DC, HUB to undergo nearly $1 million in renovations over the summer (update)

By Christian Herrera

The Habecker Dining Commons and the dining area in the Huntington Union Building will be renovated this summer. The $1 million makeover will be completed when students return in the fall, President Sherilyn Emberton, Ed.D., said.

Approximately 75 percent of the money will go toward the lower DC, 20 percent will go toward the second level and 5 percent toward the HUB, Greg Smitley, vice president for business and finance, said.

All figures are determined by Fetters Construction Inc. – the company that built other campus buildings like the Dowden Science Hall, Loew-Brenn Hall and Livingston Hall – and are subject to final construction estimates and contracts.

The renovations will be financed internally, Smitley said. Sodexo has partnered with the university to help with the funding.

“They are actually taking the lead on the project and getting the initial architectural rendering started,” Smitley said. “They’ll be helping us with some of the costs associated with some of the construction.”

The DC has not undergone any major renovations since it was built in 1990, Jerry Gressley, director of maintenance and physical plant, said.

“Since then and now, carpeting and painting is the extent of the touch ups,” he said. “It’s at that age in its life cycle where it needs a renovation.”

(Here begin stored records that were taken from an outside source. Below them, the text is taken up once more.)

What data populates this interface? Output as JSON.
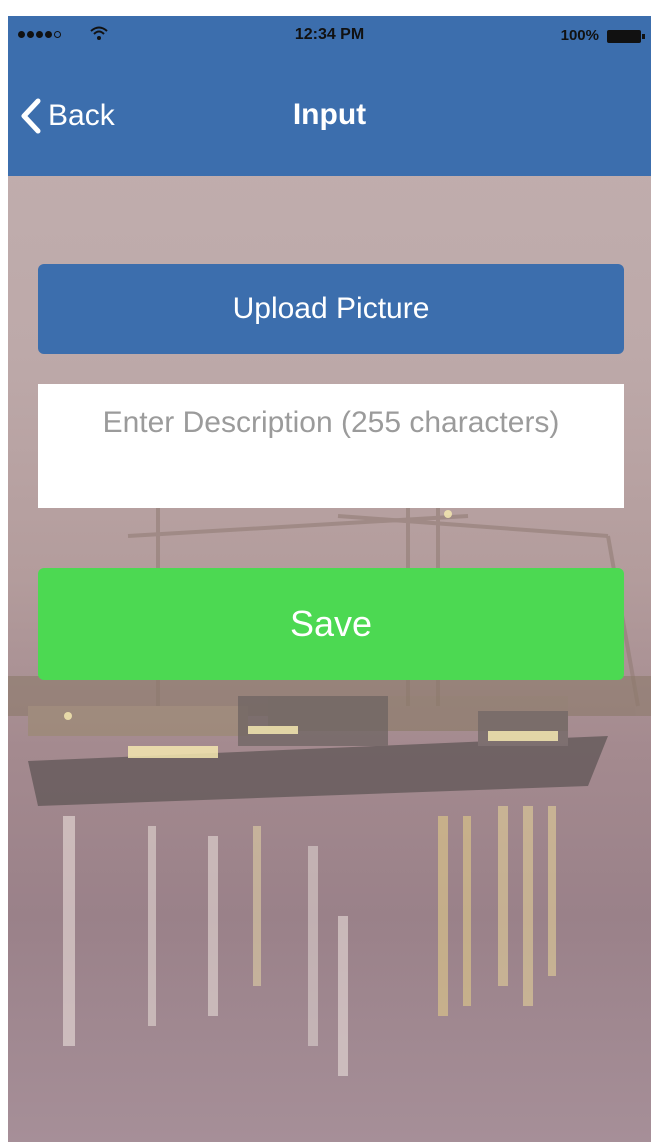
{
  "status_bar": {
    "time": "12:34 PM",
    "battery": "100%",
    "signal_icon": "signal-dots-icon",
    "wifi_icon": "wifi-icon",
    "battery_icon": "battery-icon"
  },
  "nav": {
    "back_label": "Back",
    "back_icon": "chevron-left-icon",
    "title": "Input"
  },
  "form": {
    "upload_label": "Upload Picture",
    "description_value": "",
    "description_placeholder": "Enter Description (255 characters)",
    "save_label": "Save"
  },
  "colors": {
    "bar": "#3c6ead",
    "upload_button": "#3c6ead",
    "save_button": "#4cd952",
    "input_bg": "#ffffff"
  }
}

Renovations for the DC consist of “mostly cosmetics,” Smitley said. The university will reconfigure the serving stations to ease student traffic and promote easier accessibility, he said.

The beverage station will be moved in front of the dish drop “so it’s not so unsightly,” he said.

Part of the deli will be brought out to the main serving area, and the soup and salad bar will be moved out into the dining area alongside the dessert table.

“The whole point is to try to eliminate some of the congestion here so that people can move more freely to whatever station they want to go to,” Smitley said.

A winding cue line will also be integrated at the entrance, although it is subject to change as it has not been inspected to meet fire code standards, Smitley said.

Students can also expect menu changes, Blair Stairs, Sodexo food service director, said. Although a work in progress, changes include a “made-to-order-deli,” expanded pizza options, soup options and carved meats on a regular basis.

“The new design will enable us to offer a greater variety of foods, fresher products and better customer service,” Stairs said.

Junior Henry Maynard said the DC renovations are long overdue.

“Yes, the interior [of the DC] is tacky, and I would love to see it go as well as change the floor layouts and line situations,” Maynard said. “I also feel like 50 percent of the DC problems are the Sodexo work flow and concepts. … The DC is kind of out of date.”

Maynard also said food preparation could “be a little better.”

“I know most of the time we are out of seasons for fresh food, but I feel like they get cheap food to feed us,” he said. “They make it not look ‘yummy’ in a high-school-cafe-kind-of line.”

Smitley said they “try to stay connected to what students are telling about their student experience.”

“The food quality hasn’t been nearly as much an issue as accessibility to the food and getting to it in a timely way,” he said. “Essentially, [we want] more of an updated ambience as opposed to making it feel like a cafeteria when you were in high school.”

Gressley said everything is focused on student-use.

“What’s the most impact on the student body is what’s going to drive renovations,” he said. “I think right now, the lower level of the dining commons is really what’s driving all this project.”

Second floor renovations will mostly update the banquet rooms. Cosmetic updates include new light fixtures, carpeting, ceiling tiles, wall coverings, wall partitions and furniture.

The university will also install a coffee counter between Sub Connection and Pandini’s in the HUB.

“I think it’s essentially going to be a separate countertop, a separate retail area next to or at the end of the sub connection,” Smitley said. “But the plan is to have it where it’s its own distinct store front, if you will. … We are trying to incorporate a more full-fledged coffee café.”

Gressley said they want to change the HUB’s first floor in the near future.

“They’d like to change the lower level maybe and open that back up,” Gressley said. “Originally, the HUB – the lower level – was a big open area. There was seating, lounges, things like that. The upstairs is where the dining hall was. … I think there is some serious conversation. I haven’t been a part of those, but I think senior leadership is having some serious conversations about what they’d like to do at the HUB.”

Renovations will begin the week after graduation.